6 thoughts on “2000ad week #6: Dredd3D – the verdict

  1. I finally got around to seeing it and really enjoyed it. Even my wife (who generally doesn’t go out for comic book movies and cinematic gun violence) was won over by the style.

    I’d never read the comics before, but I’m now halfway through the second book of case files. Loving it.


  2. Agreed, Justin. The 1995 film version of Judge Dredd was mreuurods the worst character assasination since Chief Judge Griffin’s Live TV appearance after Sov psycho-surgery in Apocalypse War part 16 (2000AD Prog 260). Luckily he got what he deserved! Suffice to say, the new film couldn’t be worse but it sure better be a damn sight better.Cheers for posting some of the classic Brian B art work too probably my favourite Dredd artist over the years.


    During one of the earlier confrontation scenes inside the Peach Tree, when Dredd used the stun grenade, Anderson hesitated to kill a wounded gunmen. You knew she was hesitating to finish him off because she understood that this guy was not an inherently bad person.

    Or perhaps there was a deeper reason for the hesitation?

    Later in the film Anderson and Dredd hid inside a woman’s apartment for a short while. Anderson gained entry in to the apartment by calling on the woman by name over the intercom, and pleaded with her to open the door.

    How did she know her name? In that moment I’m pretty sure Anderson was not yet fully cognizant as to how she knew this woman’s name. Not until she saw the photos.

    So what was on the gunman’s mind in his last moments? The same thing as was on his wife’s mind. An inseparable and identical fingerprint of love shared between and existing outside of two people.

    Anderson knew this woman’s name because of that impression of love. It was a universe of information and a lifetime shared only between two souls.

    Powerful. Amazing work.

  4. Oh man, I’d love to see some Rogue Trooper on screen! Could be done very cheaply without having to compromise very much I think.

    There’s this terrible Don ‘The Dragon’ Wilson flick called The Last Sentinel that totally ripped off Rogue down to the weapons containing the A.I. of old war buddies. It would be so good to see 2000 AD get some payback for it’s IP at last.

  5. Indeed, knowing how rich the back story is in detail was sometimes frustrating, he did at least use the word ‘perps’ :) There’s tons of material for more, you can just see the potential all there for the taking, hopefully someone with money to invest will see that too. Comic book films are thankfully now not what they were, a lot of the mistakes have been ironed out over the years and lessons learned – mainly, listen to the established fanbase!

    It was a decent 4/5 action film which chose to make a lot more of itself by limiting its scope rather than trying to cover all bases. I’m just so happy it’s decent probably much the same as Dr Who fans must have been when the BBC finally took note and turned that dead in the water franchise around.

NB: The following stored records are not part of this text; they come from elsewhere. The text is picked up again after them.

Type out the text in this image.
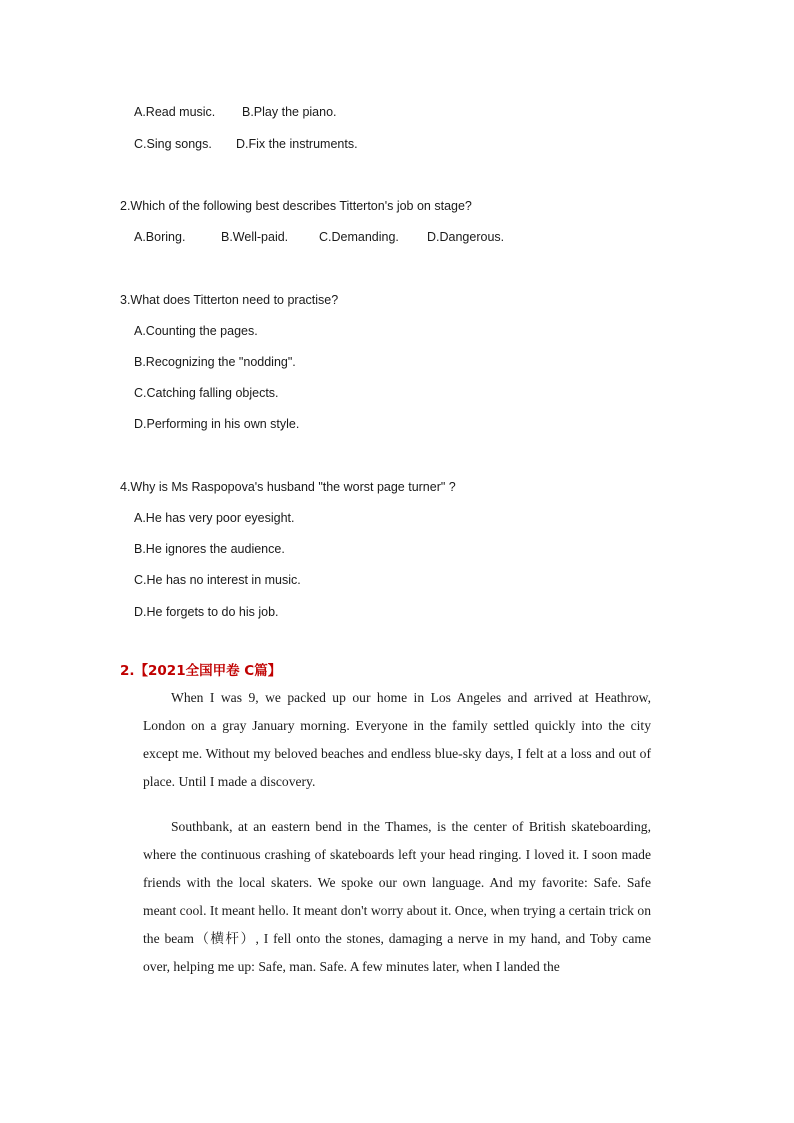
A.Read music. B.Play the piano.
C.Sing songs. D.Fix the instruments.
2.Which of the following best describes Titterton's job on stage?
A.Boring.	B.Well-paid. C.Demanding. D.Dangerous.
3.What does Titterton need to practise?
A.Counting the pages.
B.Recognizing the "nodding".
C.Catching falling objects.
D.Performing in his own style.
4.Why is Ms Raspopova's husband "the worst page turner" ?
A.He has very poor eyesight.
B.He ignores the audience.
C.He has no interest in music.
D.He forgets to do his job.
2.【2021全国甲卷 C篇】

When I was 9, we packed up our home in Los Angeles and arrived at Heathrow, London on a gray January morning. Everyone in the family settled quickly into the city except me. Without my beloved beaches and endless blue-sky days, I felt at a loss and out of place. Until I made a discovery.

Southbank, at an eastern bend in the Thames, is the center of British skateboarding, where the continuous crashing of skateboards left your head ringing. I loved it. I soon made friends with the local skaters. We spoke our own language. And my favorite: Safe. Safe meant cool. It meant hello. It meant don't worry about it. Once, when trying a certain trick on the beam（横杆）, I fell onto the stones, damaging a nerve in my hand, and Toby came over, helping me up: Safe, man. Safe. A few minutes later, when I landed the
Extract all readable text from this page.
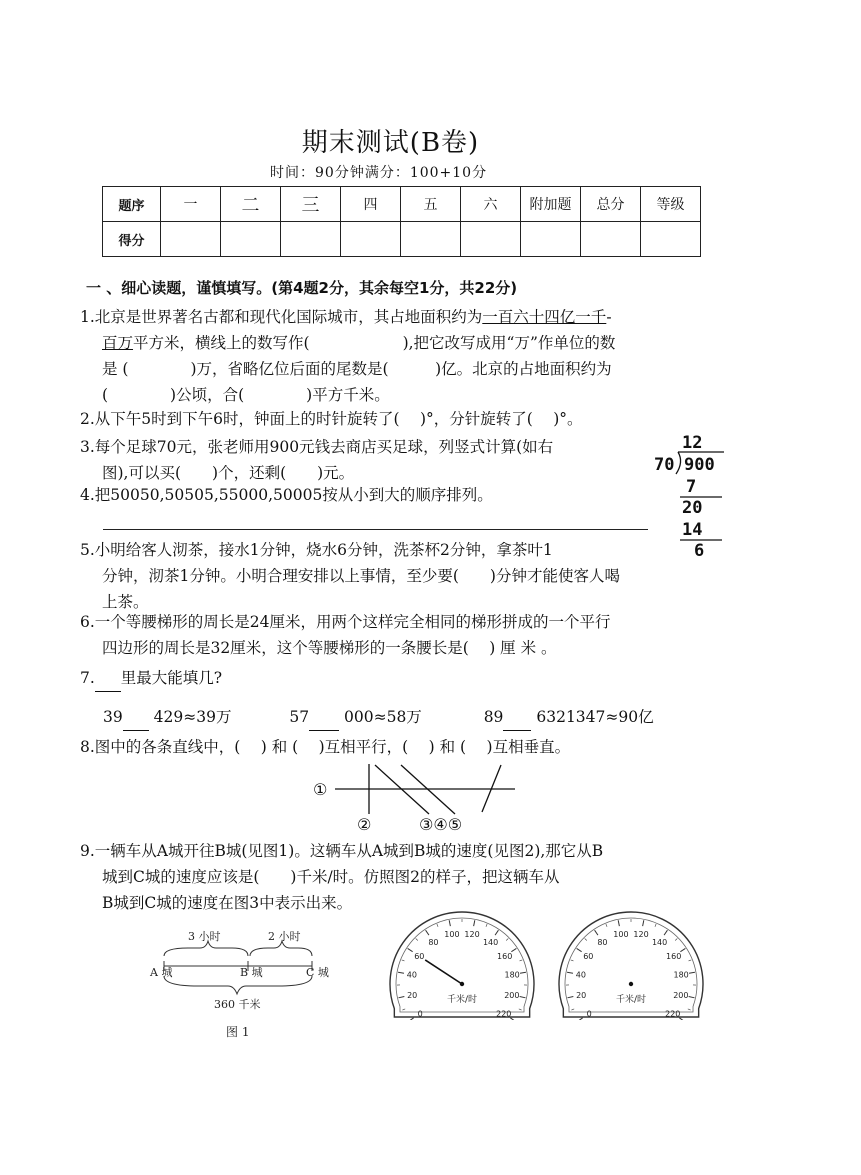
期末测试(B卷)
时间：90分钟满分：100+10分
题序	一	二	三	四	五	六	附加题	总分	等级
得分									
一 、细心读题，谨慎填写。(第4题2分，其余每空1分，共22分)
1.北京是世界著名古都和现代化国际城市，其占地面积约为一百六十四亿一千-
百万平方米，横线上的数写作(　　　　　　),把它改写成用“万”作单位的数
是 (　　　　)万，省略亿位后面的尾数是(　　　)亿。北京的占地面积约为
(　　　　)公顷，合(　　　　)平方千米。
2.从下午5时到下午6时，钟面上的时针旋转了(　 )°，分针旋转了(　 )°。
3.每个足球70元，张老师用900元钱去商店买足球，列竖式计算(如右
图),可以买(　　)个，还剩(　　)元。
12
70 900
7
20
14
6
4.把50050,50505,55000,50005按从小到大的顺序排列。
5.小明给客人沏茶，接水1分钟，烧水6分钟，洗茶杯2分钟，拿茶叶1
分钟，沏茶1分钟。小明合理安排以上事情，至少要(　　)分钟才能使客人喝
上茶。
6.一个等腰梯形的周长是24厘米，用两个这样完全相同的梯形拼成的一个平行
四边形的周长是32厘米，这个等腰梯形的一条腰长是(　 ) 厘 米 。
7. 里最大能填几?
39 429≈39万	57 000≈58万	89 6321347≈90亿
8.图中的各条直线中，(　 ) 和 (　 )互相平行，(　 ) 和 (　 )互相垂直。
①
②	③④⑤
9.一辆车从A城开往B城(见图1)。这辆车从A城到B城的速度(见图2),那它从B
城到C城的速度应该是(　　)千米/时。仿照图2的样子，把这辆车从
B城到C城的速度在图3中表示出来。
3 小时	2 小时
A 城	B 城	C 城
360 千米
图 1
0
20
40
60
80
100 120
140
160
180
200
220
千米/时
0
20
40
60
80
100 120
140
160
180
200
220
千米/时
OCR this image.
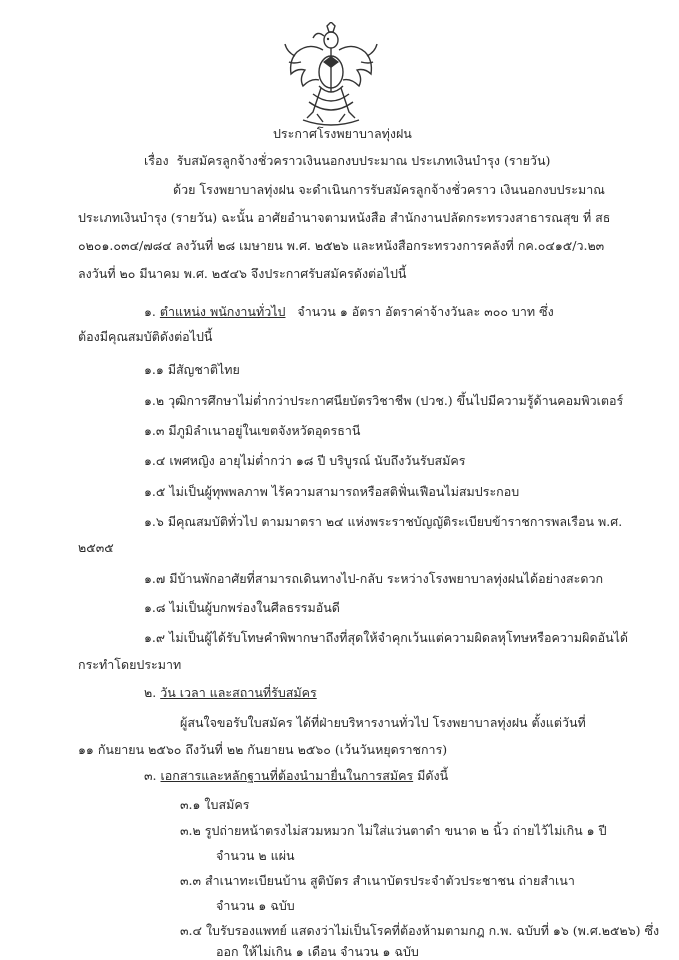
ประกาศโรงพยาบาลทุ่งฝน
เรื่อง รับสมัครลูกจ้างชั่วคราวเงินนอกงบประมาณ ประเภทเงินบำรุง (รายวัน)
ด้วย โรงพยาบาลทุ่งฝน จะดำเนินการรับสมัครลูกจ้างชั่วคราว เงินนอกงบประมาณ
ประเภทเงินบำรุง (รายวัน) ฉะนั้น อาศัยอำนาจตามหนังสือ สำนักงานปลัดกระทรวงสาธารณสุข ที่ สธ
๐๒๐๑.๐๓๔/๗๘๔ ลงวันที่ ๒๘ เมษายน พ.ศ. ๒๕๒๖ และหนังสือกระทรวงการคลังที่ กค.๐๔๑๕/ว.๒๓
ลงวันที่ ๒๐ มีนาคม พ.ศ. ๒๕๔๖ จึงประกาศรับสมัครดังต่อไปนี้
๑. ตำแหน่ง พนักงานทั่วไป จำนวน ๑ อัตรา อัตราค่าจ้างวันละ ๓๐๐ บาท ซึ่ง
ต้องมีคุณสมบัติดังต่อไปนี้
๑.๑ มีสัญชาติไทย
๑.๒ วุฒิการศึกษาไม่ต่ำกว่าประกาศนียบัตรวิชาชีพ (ปวช.) ขึ้นไปมีความรู้ด้านคอมพิวเตอร์
๑.๓ มีภูมิลำเนาอยู่ในเขตจังหวัดอุดรธานี
๑.๔ เพศหญิง อายุไม่ต่ำกว่า ๑๘ ปี บริบูรณ์ นับถึงวันรับสมัคร
๑.๕ ไม่เป็นผู้ทุพพลภาพ ไร้ความสามารถหรือสติฟั่นเฟือนไม่สมประกอบ
๑.๖ มีคุณสมบัติทั่วไป ตามมาตรา ๒๔ แห่งพระราชบัญญัติระเบียบข้าราชการพลเรือน พ.ศ.
๒๕๓๕
๑.๗ มีบ้านพักอาศัยที่สามารถเดินทางไป-กลับ ระหว่างโรงพยาบาลทุ่งฝนได้อย่างสะดวก
๑.๘ ไม่เป็นผู้บกพร่องในศีลธรรมอันดี
๑.๙ ไม่เป็นผู้ได้รับโทษคำพิพากษาถึงที่สุดให้จำคุกเว้นแต่ความผิดลหุโทษหรือความผิดอันได้
กระทำโดยประมาท
๒. วัน เวลา และสถานที่รับสมัคร
ผู้สนใจขอรับใบสมัคร ได้ที่ฝ่ายบริหารงานทั่วไป โรงพยาบาลทุ่งฝน ตั้งแต่วันที่
๑๑ กันยายน ๒๕๖๐ ถึงวันที่ ๒๒ กันยายน ๒๕๖๐ (เว้นวันหยุดราชการ)
๓. เอกสารและหลักฐานที่ต้องนำมายื่นในการสมัคร มีดังนี้
๓.๑ ใบสมัคร
๓.๒ รูปถ่ายหน้าตรงไม่สวมหมวก ไม่ใส่แว่นตาดำ ขนาด ๒ นิ้ว ถ่ายไว้ไม่เกิน ๑ ปี
จำนวน ๒ แผ่น
๓.๓ สำเนาทะเบียนบ้าน สูติบัตร สำเนาบัตรประจำตัวประชาชน ถ่ายสำเนา
จำนวน ๑ ฉบับ
๓.๔ ใบรับรองแพทย์ แสดงว่าไม่เป็นโรคที่ต้องห้ามตามกฎ ก.พ. ฉบับที่ ๑๖ (พ.ศ.๒๕๒๖) ซึ่ง
ออก ให้ไม่เกิน ๑ เดือน จำนวน ๑ ฉบับ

    I’m also very happy to see lapsed readers returning to the comic after decades away and I think they’ll be pleasantly surprised. It took a huge hit after the 1995 film bombed as they’d banked a lot on it being a success but hopefully this will generate a lot of good things to come (already whispers of a Rogue Trooper film penned by Grant Morrison)

  6. Pretty much my thoughts too, very satisfied indeed. Pity about the cheapness (under $45 million to make apparently) showing through in how generally “normal” everything looked but there was so much else to enjoy.

    My biggest gripe was probably all that f***ing swearing when it should have been all that drokking swearing. I think all the nonscrots out there would have handled it 😉

    I really hope this makes a profit so we get more, because Dredd felt like the entrée to what could turn out to be quite the feast.